Jack-O-Lantern Pumpkin Pie Pops

Sweets

Servings: 6

Total time: 45 Minutes

INGREDIENTS

For crust:

1 ¼ cups all-purpose flour

1 tablespoon granulated sugar

3/4 teaspoon Diamond Crystal Salt Co.® Baking Salt™

½ cup plus 2 tablespoons unsalted butter

3 tablespoons cold water

For filling:

4 ounces cream cheese (softened)

1 teaspoon pure vanilla extract

1 ½ cups pumpkin butter

one pinch Diamond Crystal Salt Co.® Baking Salt™

1 large egg

Lollipop sticks

Turbinado sugar

DIRECTIONS

For crust: Preheat oven to 400° and line a cookie sheet with parchment paper. Whisk together flour, sugar and Baking Salt in a large bowl. Add in butter, and mix using a fork until small pea-sized chunks remain. Add water, one tablespoon at a time, mixing just until a shaggy dough forms. Flatten dough into a disc and wrap tightly in plastic wrap. Refrigerate dough for at least one hour, or until chilled.

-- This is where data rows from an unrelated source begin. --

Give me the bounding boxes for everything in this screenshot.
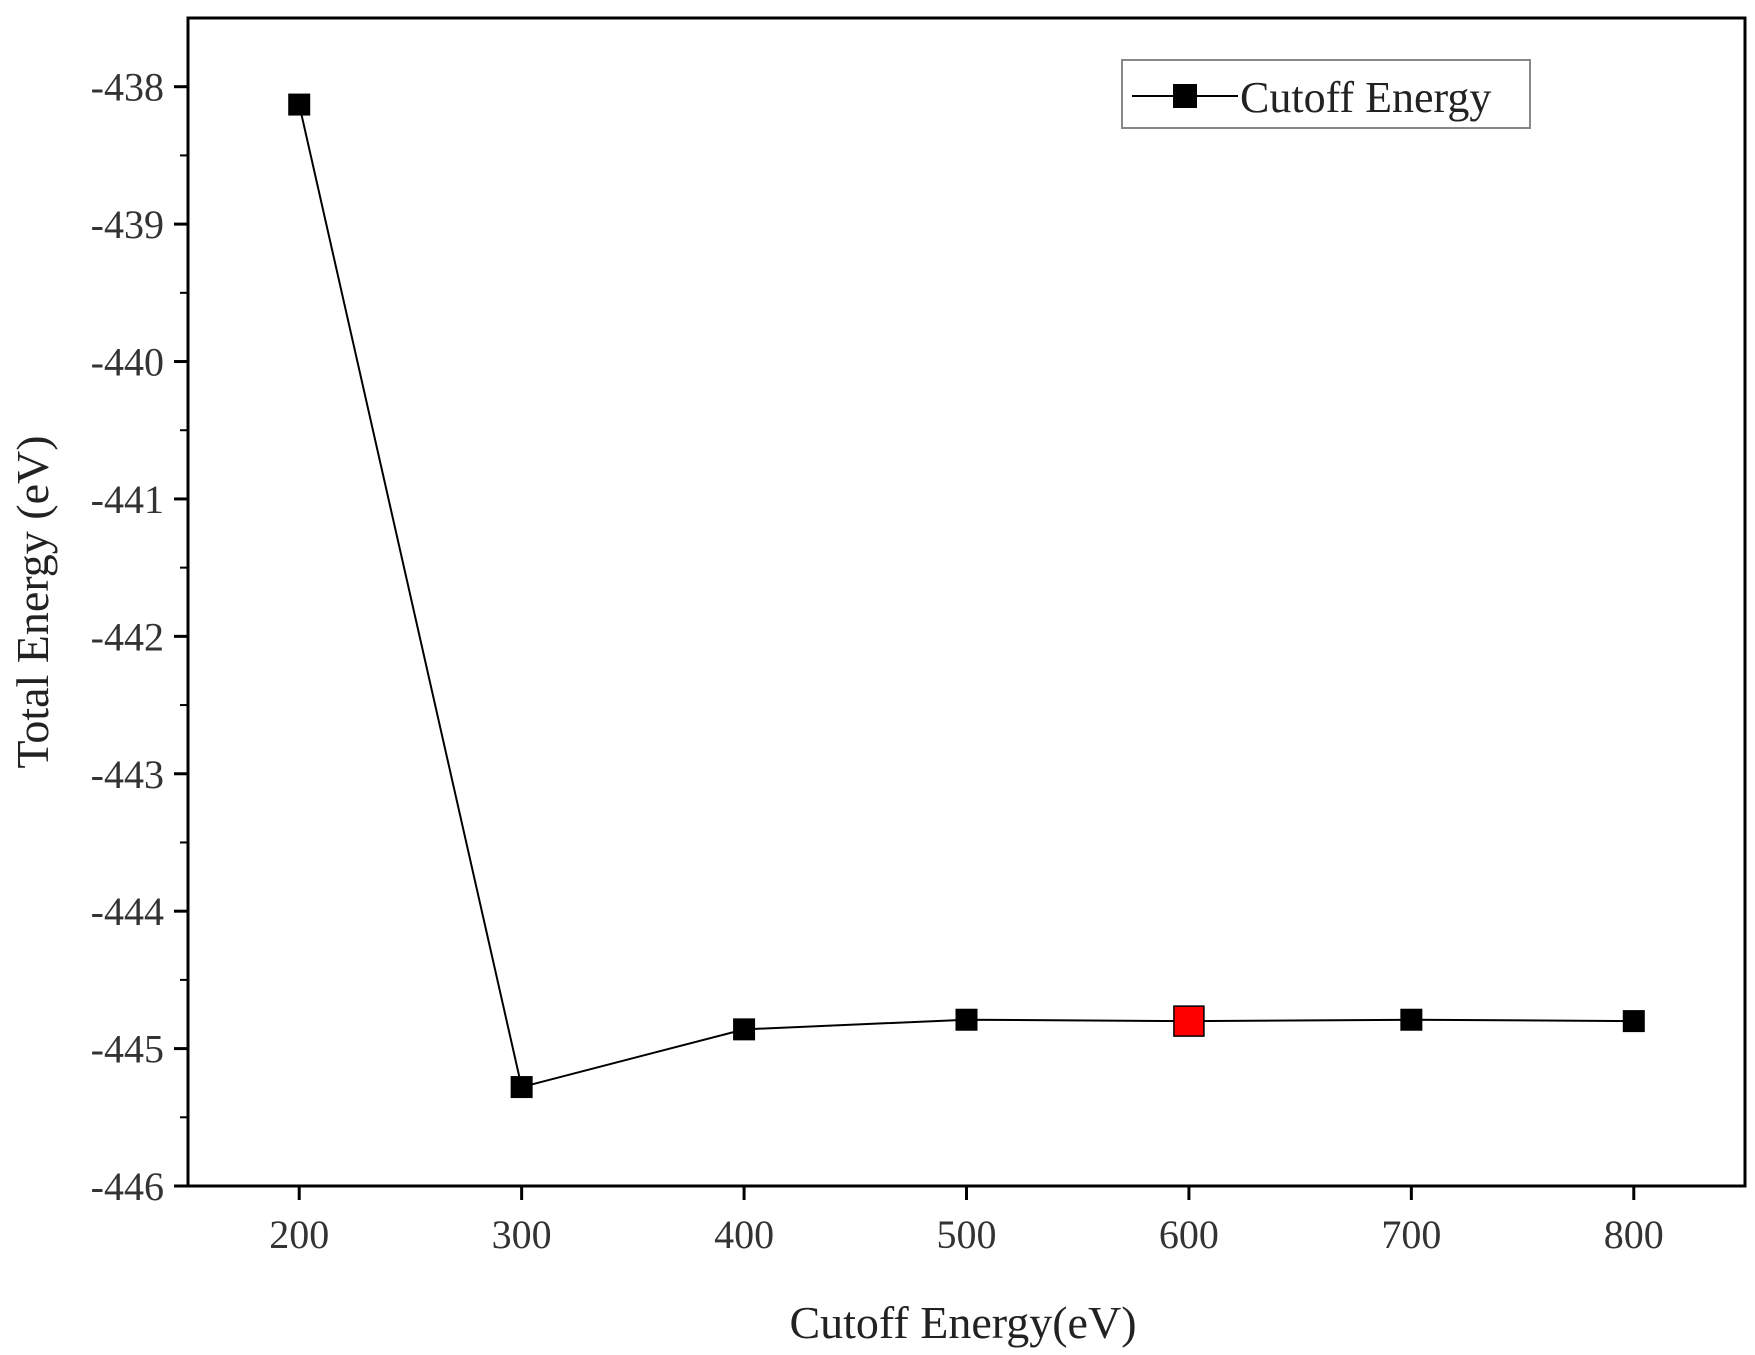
x-tick-label: 800 (1604, 1212, 1664, 1257)
data-point-highlighted (1173, 1005, 1205, 1037)
x-tick-label: 500 (937, 1212, 997, 1257)
series-line (298, 104, 1634, 1089)
y-tick-label: -445 (91, 1027, 164, 1072)
y-axis-ticks: -446 -445 -444 -443 -442 -441 -440 -439 -438 (91, 65, 188, 1209)
x-tick-label: 600 (1159, 1212, 1219, 1257)
legend: Cutoff Energy (1121, 59, 1531, 129)
y-axis-title: Total Energy (eV) (7, 435, 58, 768)
series-points (288, 93, 1645, 1099)
y-tick-label: -444 (91, 889, 164, 934)
data-point (1400, 1008, 1423, 1031)
x-tick-label: 200 (269, 1212, 329, 1257)
x-tick-label: 400 (714, 1212, 774, 1257)
data-point (733, 1018, 756, 1041)
x-axis-title: Cutoff Energy(eV) (789, 1297, 1136, 1348)
x-tick-label: 300 (492, 1212, 552, 1257)
series-polyline (298, 104, 1634, 1089)
y-tick-label: -442 (91, 614, 164, 659)
legend-label: Cutoff Energy (1240, 73, 1491, 122)
data-point (288, 93, 311, 116)
data-point (1622, 1010, 1645, 1033)
y-tick-label: -438 (91, 65, 164, 110)
legend-marker (1173, 84, 1197, 108)
y-tick-label: -446 (91, 1164, 164, 1209)
y-tick-label: -439 (91, 202, 164, 247)
y-tick-label: -443 (91, 752, 164, 797)
x-axis-ticks: 200 300 400 500 600 700 800 (269, 1186, 1664, 1257)
y-tick-label: -441 (91, 477, 164, 522)
y-tick-label: -440 (91, 340, 164, 385)
data-point (955, 1008, 978, 1031)
x-tick-label: 700 (1381, 1212, 1441, 1257)
data-point (510, 1076, 533, 1099)
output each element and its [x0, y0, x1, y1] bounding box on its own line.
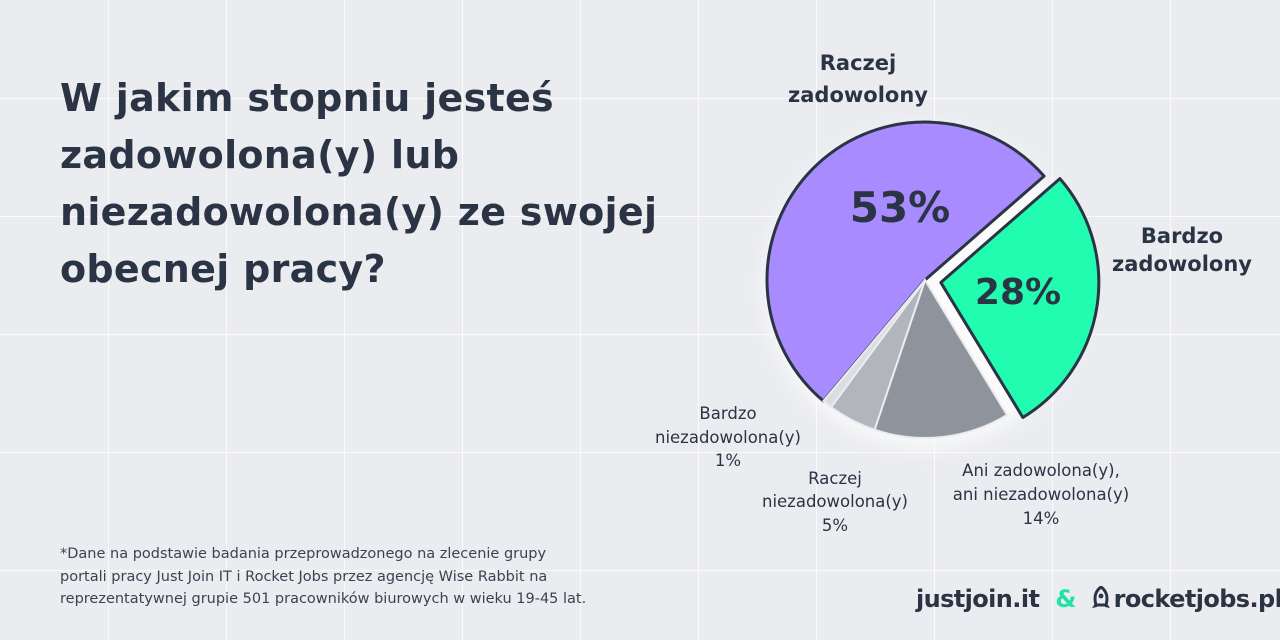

For filling and assembly: Beat cream cheese and vanilla with a hand mixer in a medium bowl until smooth. Add pumpkin butter and Baking Salt, and beat until combined. Roll chilled pie crust into a 14-inch, ¼-inch-thick circle on a lightly floured surface. Using a pumpkin cookie cutter or a sharp knife, cut out pumpkin shapes from the dough. Place half the pumpkin shapes onto the prepared baking sheet and dollop 1-2 tablespoons of filling onto each pumpkin. Place popsicle sticks about halfway into each dollop of filling.

Using a sharp knife, cut shapes out of remaining pie dough pumpkins to create Jack O-Lantern faces. Place Jack O-Lanterns on top of filling and use a fork to seal and crimp edges.

Beat egg with 1 tablespoon of water in a small bowl. Brush egg wash mixture over each pie. Top each with sugar and bake until golden-brown, about 12-15 minutes.

Allow pies to cool completely on baking sheet before serving. Enjoy and Happy Halloween!